Summer Research Institute
Since 2024, the annual Climate Kitchen Summer Institute has served as an incubator for innovative research projects addressing shortfalls in our current food system. Applying the principles of design thinking and emergent inquiry, interdisciplinary teams including faculty, undergraduate, and graduate students have explored feasibility and sensory preferences alternative protein sources, culturally appropriate foods, nutrient-dense whole grains, and native, edible plants.
The Climate Kitchen Summer Institute is funded by the UVM Food Systems Research Institute.
Climate Kitchen Curriculum
The Climate Kitchen sponsors courses at the undergraduate and graduate level that teach students necessary skills and concepts – in kitchens and beyond - that can address individual and planetary health.
The Climate Kitchen courses integrate the sustainability tenets of the Climate Kitchen throughout the curriculum: plant forward, integrating tastes and habits, low waste, whole food utilization and regional/local sourcing. The undergraduate course, Foods for Planetary Health, combines in-person lectures and labs and is offered by the Nutrition and Food Sciences department.

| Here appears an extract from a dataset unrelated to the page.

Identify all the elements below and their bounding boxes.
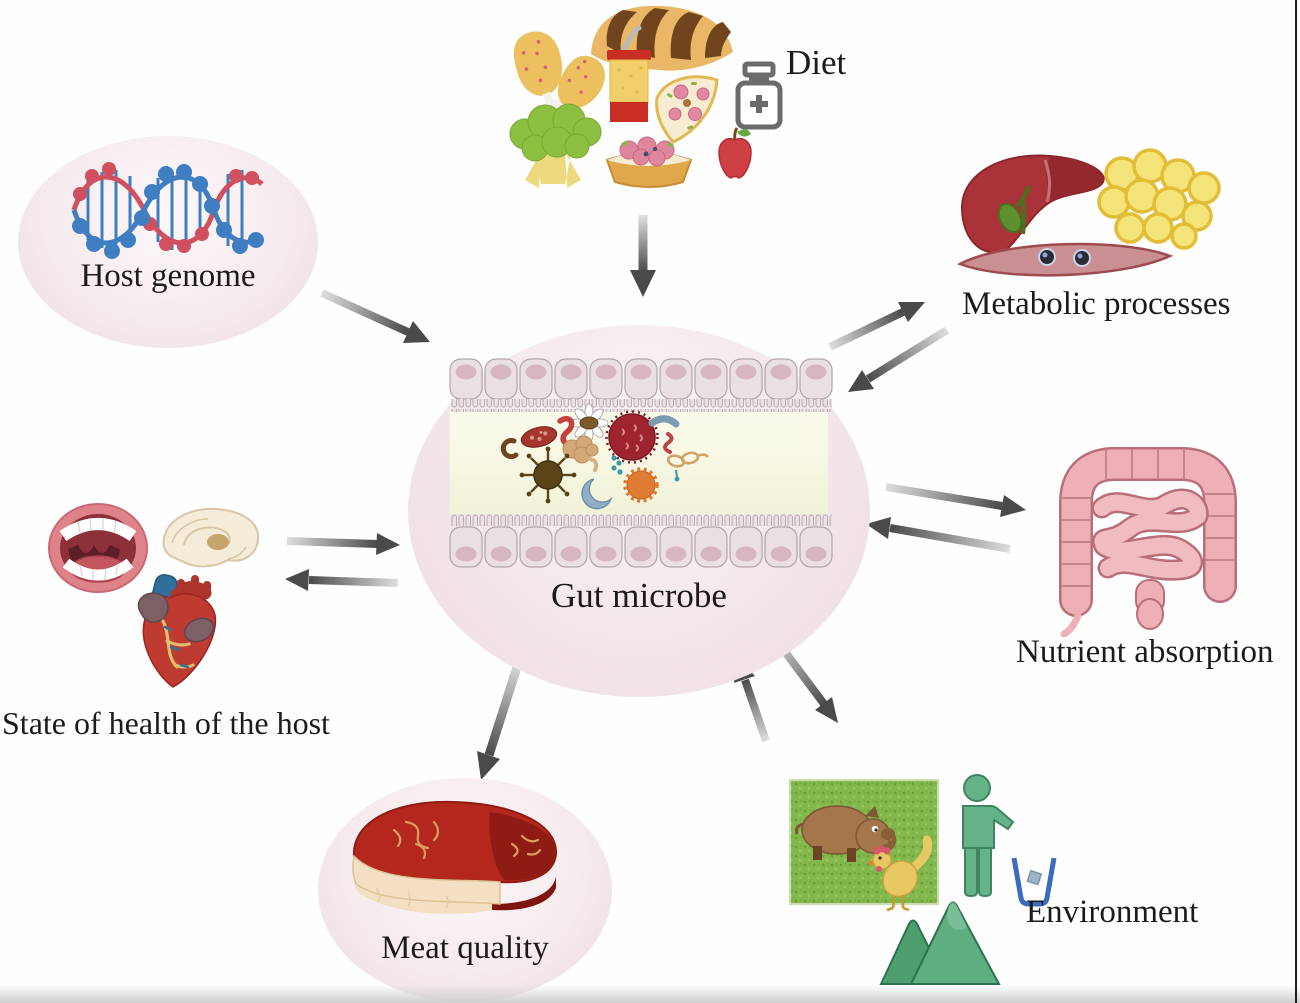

The graduate course, Cooking for Individual and Planetary Health, is an all-online course.
The Climate Kitchen, in collaboration with the Culinary Medicine program at UVM Medical Center and the Osher Center for Integrative Health, has developed learning modules that explore key concepts for future professionals in nutrition and health science that will be used across University of Vermont and University of Vermont Medical Center.
Workshops and Trainings
The Climate Kitchen hosts workshops, training, and cooking classes in collaboration with our partners. These events utilize inquiry-based learning to guide participants through the practical application of the Climate Kitchen tenets in the kitchen through hands-on cooking and activities. Some past examples include:
- Design Thinking workshop with Felipe Massa (Grossman School of Business, UVM)
- John Dewey’s Kitchen workshop with Lisa Heldke (Gustavus Adolphus College)
- Baking with Whole Grains workshop with King Arthur Baking
- Mindfulness in the Kitchen for UVM Go and CNHS courses
- Farm to Kitchen for UVM Go and 4-H in partnership with the Association of Africans Living in Vermont
Each summer, the Climate Kitchen holds an introductory workshop for the current Summer Research Institute cohort, introducing researchers to the principles of Climate Kitchen. This workshop covers Design Thinking and Dewey model principles, as well as opportunities for participants to apply these approaches through hands-on cooking activities. They are also introduced to the basics of sensory analysis. The research teams also present their projects to the group and the Climate Kitchen team for feedback.